No trace of reality

The ‘major tobacco companies’ are acting as corporate chameleons, spending millions on make-overs, trying to convince the world they have changed when they have not, according to a story by AB Gilmore and A Rowell of the University of Bath.
The story, published as a Tobacco Control blog, said that, shattering the ‘expensive illusion’ of change was the latest evidence, published this week in Tobacco Control, that had uncovered one of their greatest scams.
Not only were tobacco companies still involved in tobacco smuggling, but they were positioning themselves to control the very system governments around the world had designed to stop them from doing so.
Their elaborate and underhand effort, implemented over years, involved front groups, third parties, fake news and payments to the international regulatory authorities meant to hold them to account.
Towards the end of their piece, Gilmore and Rowell said that many intergovernmental organisations and national tax and customs authorities around the world appeared to have swallowed, without question, the tobacco industry’s misleading version of events.

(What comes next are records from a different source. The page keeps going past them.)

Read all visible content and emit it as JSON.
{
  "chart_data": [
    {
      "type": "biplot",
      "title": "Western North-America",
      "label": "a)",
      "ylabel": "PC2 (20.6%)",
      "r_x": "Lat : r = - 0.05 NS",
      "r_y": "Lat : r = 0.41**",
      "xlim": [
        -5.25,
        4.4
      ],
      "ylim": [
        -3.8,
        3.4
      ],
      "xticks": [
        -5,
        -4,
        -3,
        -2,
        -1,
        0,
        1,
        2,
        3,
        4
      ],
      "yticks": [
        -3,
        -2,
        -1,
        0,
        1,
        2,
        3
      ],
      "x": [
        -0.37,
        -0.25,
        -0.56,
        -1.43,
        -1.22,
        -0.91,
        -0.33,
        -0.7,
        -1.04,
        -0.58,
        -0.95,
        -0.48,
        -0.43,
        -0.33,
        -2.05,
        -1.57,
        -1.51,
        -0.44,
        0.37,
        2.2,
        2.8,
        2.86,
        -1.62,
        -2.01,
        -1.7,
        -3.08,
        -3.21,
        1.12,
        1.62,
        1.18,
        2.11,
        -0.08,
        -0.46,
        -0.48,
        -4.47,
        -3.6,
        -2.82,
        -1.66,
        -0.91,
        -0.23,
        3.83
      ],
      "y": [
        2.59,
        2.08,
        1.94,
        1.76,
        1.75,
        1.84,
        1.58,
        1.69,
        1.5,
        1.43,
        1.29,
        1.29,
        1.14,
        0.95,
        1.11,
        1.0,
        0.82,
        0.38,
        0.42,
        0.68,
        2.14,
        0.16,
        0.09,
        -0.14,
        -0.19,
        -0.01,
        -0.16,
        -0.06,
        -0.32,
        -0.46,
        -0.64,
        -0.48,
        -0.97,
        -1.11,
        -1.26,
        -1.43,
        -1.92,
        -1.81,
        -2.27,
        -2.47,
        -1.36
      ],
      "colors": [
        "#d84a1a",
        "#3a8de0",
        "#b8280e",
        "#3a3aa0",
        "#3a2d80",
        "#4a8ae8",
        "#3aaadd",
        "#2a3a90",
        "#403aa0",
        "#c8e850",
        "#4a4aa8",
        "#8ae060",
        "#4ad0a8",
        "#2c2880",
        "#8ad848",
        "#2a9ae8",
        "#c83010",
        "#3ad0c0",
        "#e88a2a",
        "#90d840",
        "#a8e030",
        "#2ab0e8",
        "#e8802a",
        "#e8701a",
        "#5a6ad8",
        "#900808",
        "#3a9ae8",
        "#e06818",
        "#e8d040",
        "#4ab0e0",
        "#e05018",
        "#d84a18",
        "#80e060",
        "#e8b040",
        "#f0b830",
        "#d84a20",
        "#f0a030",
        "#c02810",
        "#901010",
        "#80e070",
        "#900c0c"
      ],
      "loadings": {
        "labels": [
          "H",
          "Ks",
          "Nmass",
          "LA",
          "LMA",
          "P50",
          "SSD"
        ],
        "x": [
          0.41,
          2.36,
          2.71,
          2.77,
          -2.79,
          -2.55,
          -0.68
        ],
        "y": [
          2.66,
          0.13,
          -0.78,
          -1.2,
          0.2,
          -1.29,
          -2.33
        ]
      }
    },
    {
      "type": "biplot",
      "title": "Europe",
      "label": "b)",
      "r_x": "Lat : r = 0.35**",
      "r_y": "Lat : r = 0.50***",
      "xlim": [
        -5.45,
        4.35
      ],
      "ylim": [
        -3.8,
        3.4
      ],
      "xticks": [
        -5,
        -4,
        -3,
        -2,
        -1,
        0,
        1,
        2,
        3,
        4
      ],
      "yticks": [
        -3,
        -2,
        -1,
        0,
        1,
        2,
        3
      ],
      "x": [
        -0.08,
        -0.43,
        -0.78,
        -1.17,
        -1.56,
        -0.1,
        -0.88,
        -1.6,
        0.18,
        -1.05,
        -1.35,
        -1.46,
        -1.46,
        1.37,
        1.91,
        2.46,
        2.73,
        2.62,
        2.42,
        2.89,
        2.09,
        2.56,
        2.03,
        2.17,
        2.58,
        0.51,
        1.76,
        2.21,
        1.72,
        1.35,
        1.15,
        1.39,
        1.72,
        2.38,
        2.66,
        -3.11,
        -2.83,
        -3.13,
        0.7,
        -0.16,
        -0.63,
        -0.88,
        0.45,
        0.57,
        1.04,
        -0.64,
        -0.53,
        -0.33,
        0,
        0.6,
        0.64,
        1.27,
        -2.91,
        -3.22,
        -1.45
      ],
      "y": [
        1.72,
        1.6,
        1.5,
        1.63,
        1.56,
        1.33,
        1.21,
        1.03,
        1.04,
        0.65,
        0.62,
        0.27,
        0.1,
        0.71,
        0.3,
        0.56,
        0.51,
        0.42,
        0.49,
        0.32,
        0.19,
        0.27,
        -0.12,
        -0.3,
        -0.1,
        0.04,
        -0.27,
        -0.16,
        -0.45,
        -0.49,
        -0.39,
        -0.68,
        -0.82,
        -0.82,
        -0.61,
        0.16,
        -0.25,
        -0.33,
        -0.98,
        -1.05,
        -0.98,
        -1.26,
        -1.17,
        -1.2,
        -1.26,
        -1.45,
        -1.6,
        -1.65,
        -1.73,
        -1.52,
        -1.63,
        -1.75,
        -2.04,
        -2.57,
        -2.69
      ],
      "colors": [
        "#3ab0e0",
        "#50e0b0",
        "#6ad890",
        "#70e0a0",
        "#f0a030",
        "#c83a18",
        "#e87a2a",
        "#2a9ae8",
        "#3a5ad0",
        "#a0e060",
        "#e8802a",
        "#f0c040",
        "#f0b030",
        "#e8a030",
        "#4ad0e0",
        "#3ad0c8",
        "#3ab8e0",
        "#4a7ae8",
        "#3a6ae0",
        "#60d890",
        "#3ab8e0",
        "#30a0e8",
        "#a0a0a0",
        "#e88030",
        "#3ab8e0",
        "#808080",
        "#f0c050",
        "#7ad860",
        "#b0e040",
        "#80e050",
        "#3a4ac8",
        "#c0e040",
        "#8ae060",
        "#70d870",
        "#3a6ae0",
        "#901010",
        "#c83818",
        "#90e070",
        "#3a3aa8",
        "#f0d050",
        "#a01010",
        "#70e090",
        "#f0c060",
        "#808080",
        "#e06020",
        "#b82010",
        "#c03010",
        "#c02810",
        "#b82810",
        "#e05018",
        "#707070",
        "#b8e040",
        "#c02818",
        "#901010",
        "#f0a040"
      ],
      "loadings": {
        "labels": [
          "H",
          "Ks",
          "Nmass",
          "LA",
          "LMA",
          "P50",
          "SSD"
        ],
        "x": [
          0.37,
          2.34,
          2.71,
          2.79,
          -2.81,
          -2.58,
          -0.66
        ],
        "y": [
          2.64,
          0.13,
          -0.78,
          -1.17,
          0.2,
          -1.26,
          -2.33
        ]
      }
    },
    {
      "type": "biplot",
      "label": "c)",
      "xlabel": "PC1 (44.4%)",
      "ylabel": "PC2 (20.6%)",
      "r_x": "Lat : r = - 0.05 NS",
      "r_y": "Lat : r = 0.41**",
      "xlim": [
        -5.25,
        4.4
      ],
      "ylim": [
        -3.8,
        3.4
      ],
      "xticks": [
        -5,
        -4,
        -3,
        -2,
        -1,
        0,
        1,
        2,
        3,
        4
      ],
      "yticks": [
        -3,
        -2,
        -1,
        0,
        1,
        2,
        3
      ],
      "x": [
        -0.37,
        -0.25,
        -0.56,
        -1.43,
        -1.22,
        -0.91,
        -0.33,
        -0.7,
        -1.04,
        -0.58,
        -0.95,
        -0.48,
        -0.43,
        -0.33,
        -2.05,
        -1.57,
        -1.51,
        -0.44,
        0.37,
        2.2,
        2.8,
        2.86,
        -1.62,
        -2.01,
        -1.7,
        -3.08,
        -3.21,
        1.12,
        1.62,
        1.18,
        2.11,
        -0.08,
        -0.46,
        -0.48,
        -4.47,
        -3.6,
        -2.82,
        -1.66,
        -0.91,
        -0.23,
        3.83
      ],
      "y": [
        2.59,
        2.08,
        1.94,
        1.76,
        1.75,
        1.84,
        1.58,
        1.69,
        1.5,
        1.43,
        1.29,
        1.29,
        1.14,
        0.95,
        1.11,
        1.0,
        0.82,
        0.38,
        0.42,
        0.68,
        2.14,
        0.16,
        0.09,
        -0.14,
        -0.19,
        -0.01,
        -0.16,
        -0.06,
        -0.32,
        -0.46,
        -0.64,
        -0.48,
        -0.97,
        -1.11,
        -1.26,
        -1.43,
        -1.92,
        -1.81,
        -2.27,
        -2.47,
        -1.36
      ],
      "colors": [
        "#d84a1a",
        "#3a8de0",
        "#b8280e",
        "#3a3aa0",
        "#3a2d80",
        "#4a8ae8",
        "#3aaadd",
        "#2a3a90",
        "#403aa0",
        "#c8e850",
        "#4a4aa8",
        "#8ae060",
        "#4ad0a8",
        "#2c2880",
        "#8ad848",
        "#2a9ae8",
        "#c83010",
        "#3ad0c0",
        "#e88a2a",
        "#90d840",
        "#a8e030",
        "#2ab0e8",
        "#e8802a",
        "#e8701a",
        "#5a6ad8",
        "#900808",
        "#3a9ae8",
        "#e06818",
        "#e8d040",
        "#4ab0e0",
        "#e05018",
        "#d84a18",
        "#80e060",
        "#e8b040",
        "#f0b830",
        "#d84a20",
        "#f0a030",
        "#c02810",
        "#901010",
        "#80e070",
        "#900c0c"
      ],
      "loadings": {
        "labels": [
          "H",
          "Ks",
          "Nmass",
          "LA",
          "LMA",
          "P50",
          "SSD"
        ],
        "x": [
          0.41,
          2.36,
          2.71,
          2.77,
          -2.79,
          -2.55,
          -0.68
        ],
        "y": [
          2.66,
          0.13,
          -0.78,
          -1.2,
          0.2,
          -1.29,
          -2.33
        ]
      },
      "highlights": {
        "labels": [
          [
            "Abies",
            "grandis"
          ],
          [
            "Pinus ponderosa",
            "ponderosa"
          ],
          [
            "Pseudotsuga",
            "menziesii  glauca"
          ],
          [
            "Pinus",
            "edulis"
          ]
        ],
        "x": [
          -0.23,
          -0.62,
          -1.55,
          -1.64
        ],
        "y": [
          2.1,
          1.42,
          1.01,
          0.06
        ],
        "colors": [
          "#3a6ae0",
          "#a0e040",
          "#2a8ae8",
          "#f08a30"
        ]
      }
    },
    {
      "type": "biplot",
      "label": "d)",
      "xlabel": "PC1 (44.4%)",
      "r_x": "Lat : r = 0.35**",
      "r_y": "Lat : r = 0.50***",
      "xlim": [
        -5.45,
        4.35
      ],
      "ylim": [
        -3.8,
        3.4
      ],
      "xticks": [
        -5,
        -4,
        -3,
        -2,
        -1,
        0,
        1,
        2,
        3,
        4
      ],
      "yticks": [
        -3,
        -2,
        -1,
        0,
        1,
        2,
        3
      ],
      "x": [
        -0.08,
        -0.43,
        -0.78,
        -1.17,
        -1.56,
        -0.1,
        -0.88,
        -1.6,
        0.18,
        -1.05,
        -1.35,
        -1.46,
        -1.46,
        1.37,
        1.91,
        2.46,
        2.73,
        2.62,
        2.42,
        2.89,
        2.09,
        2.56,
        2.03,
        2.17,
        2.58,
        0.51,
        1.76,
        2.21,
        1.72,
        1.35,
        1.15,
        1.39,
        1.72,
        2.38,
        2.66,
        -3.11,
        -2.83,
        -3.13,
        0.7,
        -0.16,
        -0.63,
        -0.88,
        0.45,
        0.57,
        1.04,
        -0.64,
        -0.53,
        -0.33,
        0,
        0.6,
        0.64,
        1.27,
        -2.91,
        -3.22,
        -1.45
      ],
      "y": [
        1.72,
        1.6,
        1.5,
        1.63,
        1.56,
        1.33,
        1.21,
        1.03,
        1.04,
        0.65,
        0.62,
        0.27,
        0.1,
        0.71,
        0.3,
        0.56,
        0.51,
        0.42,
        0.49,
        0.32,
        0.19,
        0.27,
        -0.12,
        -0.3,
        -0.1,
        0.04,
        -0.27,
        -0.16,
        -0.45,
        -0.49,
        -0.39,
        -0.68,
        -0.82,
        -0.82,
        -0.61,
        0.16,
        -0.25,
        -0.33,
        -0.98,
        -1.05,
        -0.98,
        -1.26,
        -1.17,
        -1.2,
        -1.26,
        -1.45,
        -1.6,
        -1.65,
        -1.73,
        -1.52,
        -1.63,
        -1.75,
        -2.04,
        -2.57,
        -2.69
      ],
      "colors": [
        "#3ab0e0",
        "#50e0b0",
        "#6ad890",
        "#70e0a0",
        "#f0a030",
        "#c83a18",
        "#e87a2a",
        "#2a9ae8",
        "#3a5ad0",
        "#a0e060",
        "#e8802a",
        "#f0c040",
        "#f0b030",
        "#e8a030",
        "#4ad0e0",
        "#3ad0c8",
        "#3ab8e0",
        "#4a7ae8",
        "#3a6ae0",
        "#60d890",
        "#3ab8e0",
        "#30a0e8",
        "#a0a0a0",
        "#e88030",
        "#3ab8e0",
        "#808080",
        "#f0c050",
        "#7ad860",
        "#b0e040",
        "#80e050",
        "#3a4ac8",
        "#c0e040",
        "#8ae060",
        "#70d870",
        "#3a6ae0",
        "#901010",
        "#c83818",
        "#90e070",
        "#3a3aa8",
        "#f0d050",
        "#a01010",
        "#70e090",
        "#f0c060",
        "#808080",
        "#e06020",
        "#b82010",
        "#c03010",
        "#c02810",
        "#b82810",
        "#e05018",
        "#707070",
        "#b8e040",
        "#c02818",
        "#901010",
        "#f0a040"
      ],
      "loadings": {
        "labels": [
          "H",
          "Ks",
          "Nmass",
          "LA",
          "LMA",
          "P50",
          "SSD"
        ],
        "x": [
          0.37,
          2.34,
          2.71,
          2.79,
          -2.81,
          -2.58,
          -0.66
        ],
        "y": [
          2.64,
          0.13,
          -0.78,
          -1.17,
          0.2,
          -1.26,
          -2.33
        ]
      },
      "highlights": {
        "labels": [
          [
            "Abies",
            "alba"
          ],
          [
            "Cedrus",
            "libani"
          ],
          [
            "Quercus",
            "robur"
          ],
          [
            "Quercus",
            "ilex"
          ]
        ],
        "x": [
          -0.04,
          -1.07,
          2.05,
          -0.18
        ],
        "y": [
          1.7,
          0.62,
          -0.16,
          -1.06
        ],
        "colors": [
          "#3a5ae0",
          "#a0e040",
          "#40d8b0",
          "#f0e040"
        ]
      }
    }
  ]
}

‘It is vital that they wake up and realise what is at stake: if the tobacco industry’s tricks work, they will be left in charge of the very system meant to keep them in check, the system meant to stop them from smuggling their own products, the system meant to safeguard government revenues,’ they said.
‘Yet identifying which are the industry’s latest front groups, spokespeople, linked companies or coalitions is increasingly difficult given the lengths industry will go in order to disguise these interests.
‘If there is a simple message it is this: no government should implement a track and trace system linked in any shape or form to the tobacco manufacturers. In short, no-one can trust the tobacco industry chameleons.’